Paso 8: elaborar el balance consolidado, el estado de resultados consolidado y, si aplica, las notas de revelación y cambios en el patrimonio. Paso 9: revisar internamente y, de ser necesario, coordinar con auditores para asegurar la exactitud de las cifras y la adecuación de las políticas contables utilizadas.
Normativas y buenas prácticas para estados financieros combinados (IFRS, GAAP y diferencias locales)
Las normativas para estados financieros combinados dependen del marco contable adoptado. Bajo IFRS, la consolidación se realiza cuando una entidad controla a otra, conforme a IFRS 10, que define el control como la capacidad de dirigir las políticas relevantes para obtener rendimientos. Bajo GAAP estadounidense, la consolidación se rige principalmente por ASC 810, que evalúa el control y, en ciertos casos, estructuras de interés variable (VIEs) para decidir qué entidades deben integrarse en los estados del grupo. Estas diferencias pueden afectar cuándo hay que consolidar, qué entidades deben hacerse parte del grupo y cómo se presentan los estados consolidados.
Una vez determinado el alcance de la consolidación, las buenas prácticas exigen eliminar por completo saldos y transacciones intragrupo y aplicar políticas contables uniformes en todo el grupo. Bajo IFRS, se eliminan resultados y saldos entre entidades del grupo y se reconocen goodwill y la participación no controladora de forma adecuada; bajo GAAP, el proceso es similar, pero con diferencias en la medición y en la asignación de la adquisición. La consolidación también requiere la eliminación de utilidades no realizadas en inventarios y el ajuste de resultados de subsidiarias para evitar doble conteo a nivel consolidado.
Respecto a las diferencias locales, muchos países permiten o exigen marcos locales para las cuentas consolidadas, además de IFRS o GAAP. IAS 21 regula la conversión de divisas y la elección de la moneda funcional y de presentación, afectando la traducción de operaciones extranjeras y el método de reexpresión de resultados.

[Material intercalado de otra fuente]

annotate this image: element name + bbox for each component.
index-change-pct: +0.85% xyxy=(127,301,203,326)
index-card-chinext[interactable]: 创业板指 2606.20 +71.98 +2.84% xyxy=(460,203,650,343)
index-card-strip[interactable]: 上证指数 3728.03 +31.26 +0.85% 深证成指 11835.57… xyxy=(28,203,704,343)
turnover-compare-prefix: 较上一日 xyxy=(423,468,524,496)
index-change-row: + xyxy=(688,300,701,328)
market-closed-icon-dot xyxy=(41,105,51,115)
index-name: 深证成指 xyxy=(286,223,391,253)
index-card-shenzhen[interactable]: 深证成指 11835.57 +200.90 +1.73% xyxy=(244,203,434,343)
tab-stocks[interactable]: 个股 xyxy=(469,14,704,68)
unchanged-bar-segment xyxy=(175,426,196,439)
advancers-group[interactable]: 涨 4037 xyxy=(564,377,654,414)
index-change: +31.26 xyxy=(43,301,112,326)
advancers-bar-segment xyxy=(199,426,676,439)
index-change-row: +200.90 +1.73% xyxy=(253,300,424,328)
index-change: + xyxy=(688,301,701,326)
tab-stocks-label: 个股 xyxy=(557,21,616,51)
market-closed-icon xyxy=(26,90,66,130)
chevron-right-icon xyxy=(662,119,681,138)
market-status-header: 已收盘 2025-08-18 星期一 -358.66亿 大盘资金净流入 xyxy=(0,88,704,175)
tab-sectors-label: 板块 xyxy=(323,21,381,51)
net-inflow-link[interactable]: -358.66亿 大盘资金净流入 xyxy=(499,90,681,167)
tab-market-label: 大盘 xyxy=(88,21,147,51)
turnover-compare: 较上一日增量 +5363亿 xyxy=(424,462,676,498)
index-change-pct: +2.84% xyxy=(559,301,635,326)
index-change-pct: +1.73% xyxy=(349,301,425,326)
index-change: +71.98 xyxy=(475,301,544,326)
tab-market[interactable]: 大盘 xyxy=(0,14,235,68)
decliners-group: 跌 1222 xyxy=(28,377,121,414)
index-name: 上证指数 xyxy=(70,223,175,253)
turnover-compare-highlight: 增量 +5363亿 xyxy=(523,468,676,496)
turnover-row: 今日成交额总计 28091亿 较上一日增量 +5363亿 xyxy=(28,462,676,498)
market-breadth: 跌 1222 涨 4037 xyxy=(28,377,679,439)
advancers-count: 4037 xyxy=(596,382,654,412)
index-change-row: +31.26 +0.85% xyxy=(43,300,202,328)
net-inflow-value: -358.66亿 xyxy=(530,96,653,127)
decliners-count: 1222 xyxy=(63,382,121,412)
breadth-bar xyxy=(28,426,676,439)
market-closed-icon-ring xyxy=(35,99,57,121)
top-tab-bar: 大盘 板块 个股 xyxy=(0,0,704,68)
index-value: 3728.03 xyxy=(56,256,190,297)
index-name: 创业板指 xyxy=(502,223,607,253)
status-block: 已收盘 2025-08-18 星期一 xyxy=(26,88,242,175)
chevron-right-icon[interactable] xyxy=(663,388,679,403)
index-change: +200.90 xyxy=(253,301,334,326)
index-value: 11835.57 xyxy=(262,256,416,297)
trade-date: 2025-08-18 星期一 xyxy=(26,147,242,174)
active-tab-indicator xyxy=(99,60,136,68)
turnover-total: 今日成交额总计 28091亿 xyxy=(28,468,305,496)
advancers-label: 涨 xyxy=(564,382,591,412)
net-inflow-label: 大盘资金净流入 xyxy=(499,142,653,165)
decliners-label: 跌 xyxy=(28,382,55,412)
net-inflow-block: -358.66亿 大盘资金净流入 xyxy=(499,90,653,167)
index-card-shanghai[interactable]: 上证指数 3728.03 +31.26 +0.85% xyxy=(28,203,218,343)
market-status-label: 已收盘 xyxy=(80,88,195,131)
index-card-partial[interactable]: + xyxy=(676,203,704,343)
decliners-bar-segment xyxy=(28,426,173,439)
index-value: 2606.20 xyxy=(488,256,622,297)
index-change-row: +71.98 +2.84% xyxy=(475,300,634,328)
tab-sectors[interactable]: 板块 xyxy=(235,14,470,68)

Estas diferencias pueden generar variaciones en la presentación, la depreciación, las tasas de impuestos y otros aspectos entre el consolidado y los estados locales. En algunas jurisdicciones, se exige adaptar la presentación para cumplir requisitos locales, a la vez que se mantiene la trazabilidad hacia IFRS o GAAP para propósitos de grupo.
Entre las buenas prácticas, es clave la gobernanza de la consolidación y la revisión continua de políticas contables de grupo, junto con la verificación de la calidad de datos. Recomienda establecer un mapeo de cuentas entre entidades, un plan de eliminaciones de transacciones intragrupo y revisiones periódicas de la valoración de goodwill y de la participación no controladora. Asimismo, conviene mantener documentación de control y conciliaciones para asegurar el cumplimiento de las normativas vigentes y de IFRS o GAAP aplicables en cada periodo.